Con niños y enfermos
— Le habrán dicho muchas veces que ha pasado usted de administrar empresas a administrar almas...
– Sí, sí. Es una cosa muy bonita. Pasé de tratar la peseta a tratar almas, a tratar niños –porque mi primer trabajo fue como capellán de colegios–, a tratar enfermos –en la clínica universitaria de Navarra–. Son diversas teclas que Dios me ha puesto y que, gracias a Él, me han venido muy bien para mi vida y para mi alma. Sobre todo, para valorar que el mundo es algo de Dios. O sea, que la empresa, la economía, el organizar socialmente es algo que Dios quiere que sea bueno y que la gente viva con honradez y con sensatez.
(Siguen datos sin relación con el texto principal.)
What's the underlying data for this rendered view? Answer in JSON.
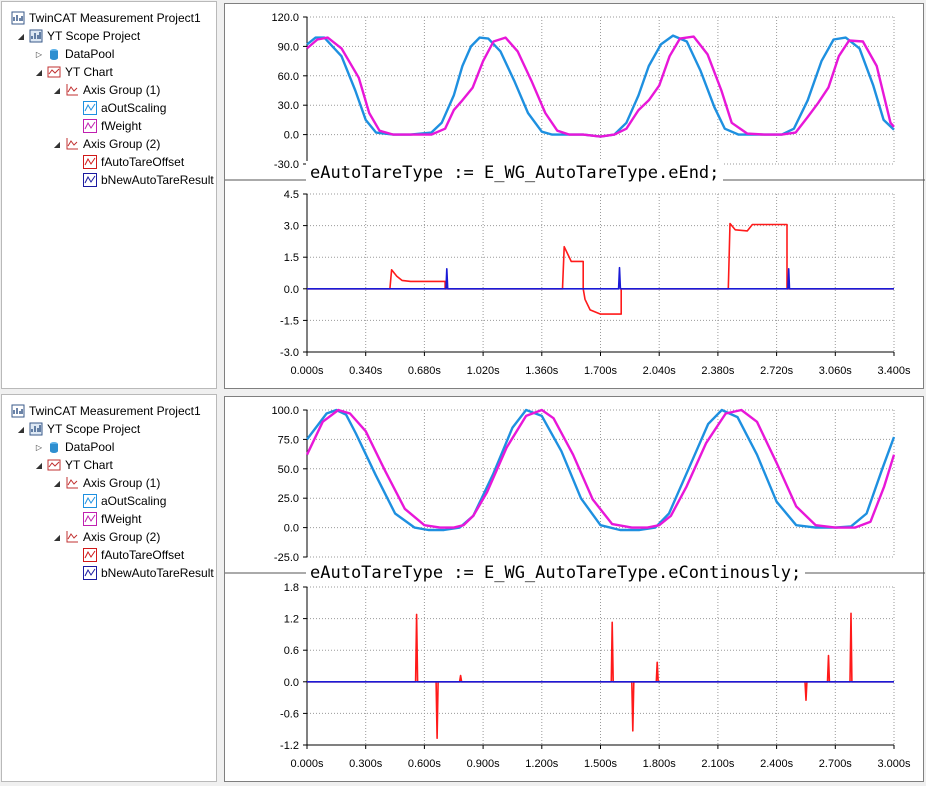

Pero, al mismo tiempo, saber encontrar a Dios en eso te lleva a descubrir las almas, que son un modo de encontrarte también con Él: Cuando ayudas a un niño –haces con él la Primera Comunión, por ejemplo, o la Primera Confesión–, o cuando te acercas a la cama de un enfermo y le ayudas a encontrarse con Dios (a lo mejor después de muchos años para dar ese salto definitivo que es irse al otro mundo).
— ¿A qué se dedica usted ahora, además de a escribir libros?
— Realmente no me dedico a escribir libros. Lo que pasa es que aprovecho los tiempos más o menos libres para escribir cosas que son útiles. Así he escrito seis o siete libros.
En Vallecas
— ¿Cuál es su labor, entonces?
– Vivo en Madrid y trabajo fundamentalmente en la parroquia de San Alberto Magno de Vallecas. Luego, atiendo algunas labores en el extrarradio de Madrid.
— Sigue usted sigue activo, por tanto, a sus 80 años. ¿Mantiene las ganas de seguir?
—Pues de momento sí. El año pasado tuve la gran suerte de ir a Tierra Santa, y ahí medí mi capacidad de aguantar. Gracias a Dios, fue estupendo y una experiencia inolvidable. No voy a decir que hago carreras, ni ando demasiado, ni hago ejercicios bruscos, pero me mantengo bien. De hecho, muchas veces me dicen que no parece que tenga 80 años, lo cual agradezco.
— Se lo confirmo: se mantiene usted estupendamente. Y que sea por muchos años más.